I would like to illustrate this with a specific example. Let's take our payment service Afterpay. AP is a payment method that allows online stores, for example, to allow their customers to buy now and pay later. The merchants then get paid right away, while Arvato takes on the risk of the customer not paying.

Unfortunately, if you run an online store, you are dealing with customers who are not willing or able to pay. Also, there are some scammers out there who try to cheat you. For the merchant, using Afterpay as a payment solution solves this problem by forwarding the risk to us. Then our job is to identify the payers and non-payers by analyzing the data available to us so we can offer delayed payment only to customers who are likely to pay.

In practice, this has to happen within milliseconds during the checkout process. If we detect that a customer is likely to pay based on the data we have, our 'Afterpay' service appears with other common payment methods. If our product detects that the customer is unlikely to pay, our service does not appear as a payment method and the person has the option to pay using alternative payment methods such as a debit card instead.

In order for the user experience to be as smooth as possible, we build statistical models based on previous transactions so that the decision-process is invisible to the customer.

Can you give us an example of the data you process?

Sure. To find out what kind of person is currently in the buying process with our customer, we analyze the data we have on previous transactions. For example, it could be the composition of the shopping cart or the customer's purchase history that makes the statistical model recognize a customer as a low-risk customer. It could also be the information about which the device is being used, previous transactions and so on. Based on how these characteristics have played out for similar customers in the past, we can create statistical models that recognize payers and non-payers.

By showing the algorithms the patterns in the data, we can automatically see how likely a customer is to pay or not.

However, we are still in the early phases of our machine learning efforts, so for the time being, we also have a complex system of rules and filters to recognize the non-payers.

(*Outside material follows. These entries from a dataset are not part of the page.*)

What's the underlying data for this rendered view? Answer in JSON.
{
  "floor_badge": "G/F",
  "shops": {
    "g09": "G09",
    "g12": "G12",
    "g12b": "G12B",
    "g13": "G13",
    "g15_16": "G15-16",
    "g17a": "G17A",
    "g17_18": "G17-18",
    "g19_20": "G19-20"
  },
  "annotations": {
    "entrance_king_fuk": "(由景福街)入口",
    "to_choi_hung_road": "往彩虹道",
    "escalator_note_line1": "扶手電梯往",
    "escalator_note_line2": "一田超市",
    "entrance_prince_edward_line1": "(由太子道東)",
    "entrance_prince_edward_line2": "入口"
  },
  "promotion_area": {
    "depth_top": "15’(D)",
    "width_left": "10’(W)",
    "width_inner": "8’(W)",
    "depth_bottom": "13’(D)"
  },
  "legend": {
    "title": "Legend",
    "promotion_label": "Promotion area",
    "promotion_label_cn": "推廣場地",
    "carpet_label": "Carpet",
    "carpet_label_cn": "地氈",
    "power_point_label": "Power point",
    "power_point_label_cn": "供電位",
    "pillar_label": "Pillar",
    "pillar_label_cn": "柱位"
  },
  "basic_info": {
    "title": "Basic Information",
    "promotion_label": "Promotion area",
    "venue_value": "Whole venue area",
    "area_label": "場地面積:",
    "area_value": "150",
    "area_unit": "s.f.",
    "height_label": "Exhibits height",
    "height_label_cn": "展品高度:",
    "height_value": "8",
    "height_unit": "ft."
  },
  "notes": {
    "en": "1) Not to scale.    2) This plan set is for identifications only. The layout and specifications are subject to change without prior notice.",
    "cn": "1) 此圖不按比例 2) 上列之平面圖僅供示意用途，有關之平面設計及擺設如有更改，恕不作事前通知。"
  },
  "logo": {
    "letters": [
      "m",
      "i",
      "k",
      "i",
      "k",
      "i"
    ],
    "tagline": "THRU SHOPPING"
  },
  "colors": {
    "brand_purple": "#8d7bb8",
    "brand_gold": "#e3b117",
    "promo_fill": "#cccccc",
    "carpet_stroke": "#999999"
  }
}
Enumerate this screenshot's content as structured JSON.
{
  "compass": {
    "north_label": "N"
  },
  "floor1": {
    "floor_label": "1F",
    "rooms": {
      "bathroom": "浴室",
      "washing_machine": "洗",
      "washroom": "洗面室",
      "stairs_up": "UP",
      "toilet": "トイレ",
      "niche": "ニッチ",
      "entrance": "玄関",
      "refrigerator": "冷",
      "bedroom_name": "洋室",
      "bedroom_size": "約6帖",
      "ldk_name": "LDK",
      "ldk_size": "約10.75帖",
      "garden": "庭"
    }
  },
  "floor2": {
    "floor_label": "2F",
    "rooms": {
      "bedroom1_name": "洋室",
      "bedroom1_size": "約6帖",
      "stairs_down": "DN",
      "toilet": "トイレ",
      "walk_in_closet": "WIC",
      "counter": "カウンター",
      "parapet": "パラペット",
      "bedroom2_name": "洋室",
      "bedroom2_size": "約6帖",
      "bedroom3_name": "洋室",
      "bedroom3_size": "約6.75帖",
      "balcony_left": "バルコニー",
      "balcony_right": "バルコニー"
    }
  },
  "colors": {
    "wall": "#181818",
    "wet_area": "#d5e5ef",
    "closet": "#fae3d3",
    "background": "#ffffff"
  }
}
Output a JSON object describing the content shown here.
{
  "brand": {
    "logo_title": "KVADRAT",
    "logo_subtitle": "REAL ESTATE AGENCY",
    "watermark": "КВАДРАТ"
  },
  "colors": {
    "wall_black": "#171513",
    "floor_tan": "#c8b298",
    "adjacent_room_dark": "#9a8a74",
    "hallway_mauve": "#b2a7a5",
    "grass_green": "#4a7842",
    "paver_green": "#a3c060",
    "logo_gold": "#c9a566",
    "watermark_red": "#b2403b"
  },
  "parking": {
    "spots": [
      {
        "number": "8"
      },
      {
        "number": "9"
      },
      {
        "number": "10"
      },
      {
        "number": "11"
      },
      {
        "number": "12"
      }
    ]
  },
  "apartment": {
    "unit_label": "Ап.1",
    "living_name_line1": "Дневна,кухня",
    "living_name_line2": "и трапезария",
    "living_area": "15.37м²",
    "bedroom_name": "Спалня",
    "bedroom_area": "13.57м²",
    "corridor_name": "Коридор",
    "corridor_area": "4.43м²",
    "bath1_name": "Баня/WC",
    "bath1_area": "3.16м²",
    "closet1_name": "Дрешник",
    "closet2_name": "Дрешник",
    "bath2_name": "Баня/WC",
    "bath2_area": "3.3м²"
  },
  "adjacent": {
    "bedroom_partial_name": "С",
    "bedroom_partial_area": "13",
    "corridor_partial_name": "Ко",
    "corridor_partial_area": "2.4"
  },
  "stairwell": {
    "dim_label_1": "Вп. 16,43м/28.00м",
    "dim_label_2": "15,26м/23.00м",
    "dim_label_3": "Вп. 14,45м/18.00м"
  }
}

Human intelligence, in other words.

 

What stage of the process are you currently in and what does the success of the project depend on?

Right now we are in the development phase, building the infrastructure to iterate fast and make all the data available to the machine learning models, both for training, inference and monitoring. The next phase, which we will soon enter, is the improvement phase, which will take up most of the project's time. We have vast amounts of data, many merchants who offer our payment solutions to their customers, and several countries in which we operate, so over time, we have many ways to improve the usefulness of our machine learning models.

The key factor of our success is having the right people on board to work on the data and build the infrastructure, programs and models we need. Finding people who really know how to work with data is not easy! That said, for people who know how to create gold from data, our data has what it takes to become gold! We have lots of historic data on transactions, we have decent data quality and a willingness within the organization to put the data to use!

What makes this project so special and how does it work?

It is the complexity of this business case that makes the project so fantastic and challenging. We work alongside the business side and try to be forward-thinking in terms of the tools we use. The infrastructure is based on Azure for this project and our main programming language is Python. We also use Spark through Databricks, Delta-lake, SQL, MongoDB and other tools at the moment. Currently, we are in the process of figuring out which tools are best suited to solve each problem, and that means spending a lot of time understanding which problems we need to solve. And that makes this project very interesting.

For example, we haven't yet decided which tools to use for monitoring, and may need to develop our own tools for testing and deployment. We have some very interesting and challenging times ahead, if you ask me!